Let's talk about the fear.
The cycle that worked? I didn't expect it to work. I just needed to be trying. I needed to have that 2 week wait to look forward to. I measured my life in small conception-related increments. It was my way of taking it day by day. I charted and temped. At the right time, I peed on sticks. I went to the doctor. I started over again.
When I found out I was pregnant in January of 2007 I was not expecting it. Not at all. I'd had the world's longest cycle, coupled with the plane stress, and at that point I wasn't on Clomid or doing injectables. We were flying solo.
My first beta was great. My progesterone was not. It was 13. If you recall from my earlier posts, my doctor liked to see a 20 with the first beta. So I started taking progesterone, even though there is no consensus in the medical community that progesterone actually helps maintain a pregnancy if it's started after a positive pregnancy test. But I took it anyway.
At 7 weeks, we saw a heartbeat.
It was the first time we'd ever seen a beating heart in my belly.
I finally got a grainy black and white ultrasound image to take home.
My heart flipped. Then landed with a thud. The baby was small for its gestational age. I was still waiting for the other shoe to drop.
It came in the form of a positive prenatal screen. T was in Florida. My doctor's office called and told me I had to come in that day for an amnio. My test results had given me a 1 in 31 chance of Down Syndrome. I called T and shared the news. We made our decision very quickly. I would have the test.
There is a back story here, but it is one that's not really mine to tell. You see, our nephew has Down Syndrome. Perhaps our decision was made easier by the fact that our nephew, S, is the sweetest most wonderful boy to have blessed the family. Perhaps our decision was made easier by watching K and J with their son, by seeing the love and joy he brought to their lives. Personally, I think our decision was made long before I had a positive AFP. It was made when I held S for the first time and smelled his precious little baby smell.

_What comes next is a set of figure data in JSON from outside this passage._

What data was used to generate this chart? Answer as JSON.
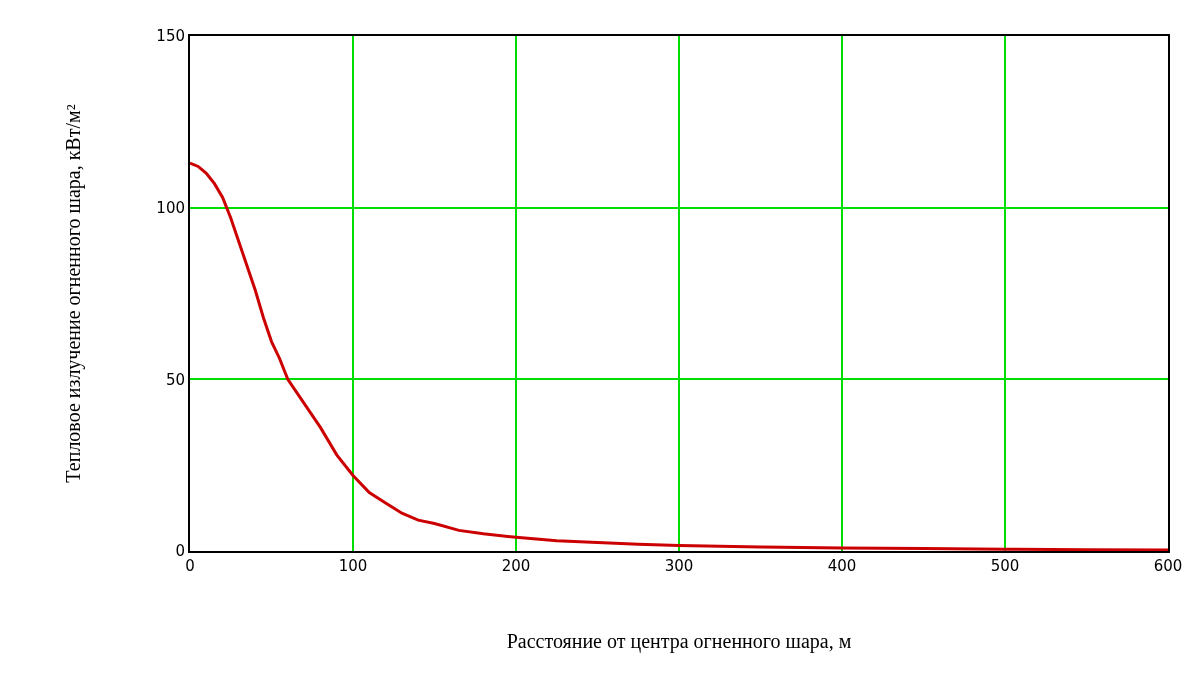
{
  "chart_data": {
    "type": "line",
    "xlabel": "Расстояние от центра огненного шара, м",
    "ylabel": "Тепловое излучение огненного шара, кВт/м²",
    "x": [
      0,
      5,
      10,
      15,
      20,
      25,
      30,
      35,
      40,
      45,
      50,
      55,
      60,
      70,
      80,
      90,
      100,
      110,
      120,
      130,
      140,
      150,
      165,
      180,
      200,
      225,
      250,
      275,
      300,
      350,
      400,
      450,
      500,
      550,
      600
    ],
    "series": [
      {
        "color": "#cc0000",
        "values": [
          113,
          112,
          110,
          107,
          103,
          97,
          90,
          83,
          76,
          68,
          61,
          56,
          50,
          43,
          36,
          28,
          22,
          17,
          14,
          11,
          9,
          8,
          6,
          5,
          4,
          3,
          2.5,
          2,
          1.6,
          1.2,
          0.9,
          0.7,
          0.5,
          0.4,
          0.3
        ]
      }
    ],
    "xlim": [
      0,
      600
    ],
    "xticks": [
      0,
      100,
      200,
      300,
      400,
      500,
      600
    ],
    "ylim": [
      0,
      150
    ],
    "yticks": [
      0,
      50,
      100,
      150
    ],
    "grid": true,
    "line_style": "solid",
    "marker": "none"
  }
}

But why have the amnio if you didn't intend to "terminate," you ask?
Because there are a whole host of complications that usually accompany the birth of such a child. S had to be airlifted to a hospital half way across the state, leaving his terrified parents behind. Even I, 1500 miles away was completely terrified. We weren't going to let that happen. S's parents and doctors had no way of knowing. J's prenatal screening had been negative. But we had the power to know. And so we would.
I had the amnio that afternoon, with a nurse holding my hand for support. Then I drove myself home and slept. And waited an agonizing 10 days for the results.
Everything was fine. We were having a boy.
And for the first time, at 20 weeks, I let myself believe that we were actually having a baby.
Then came the gestational diabetes, the insulin shots, the twice weekly ultrasounds and biophysical profiles, the early disintegration of the placenta, the oligohydramnios, the intra-uterine growth retardation diagnosis and, finally, the emergency c-section. And there I go again, glossing over the fear.
The end result was completely worth it. Every agonizing, wonderful moment.
That's not to say that holding a baby healed all my wounds. It didn't. But the pain, once sharp and green, with time, became blunt and muted blue. An ache in my chest for what might have been, rather than despair for what might not be.
I still think of them, the children that weren't. Their names are written in the back of my diary, written when I was irrationally holding onto hope for each of them.
I watch Hollis and Holden thrusting through life and it's hard to regret my path to motherhood. How could I regret what brought me my boys? But still, I'll never forget.
"What about Holden?" you ask. Holden will get a post all his own....
*Sorry about that bit of gore in the background in the OR picture. I blurred it with Photo Shop, but just try to avoid clicking on the photo to enlarge, m'kay?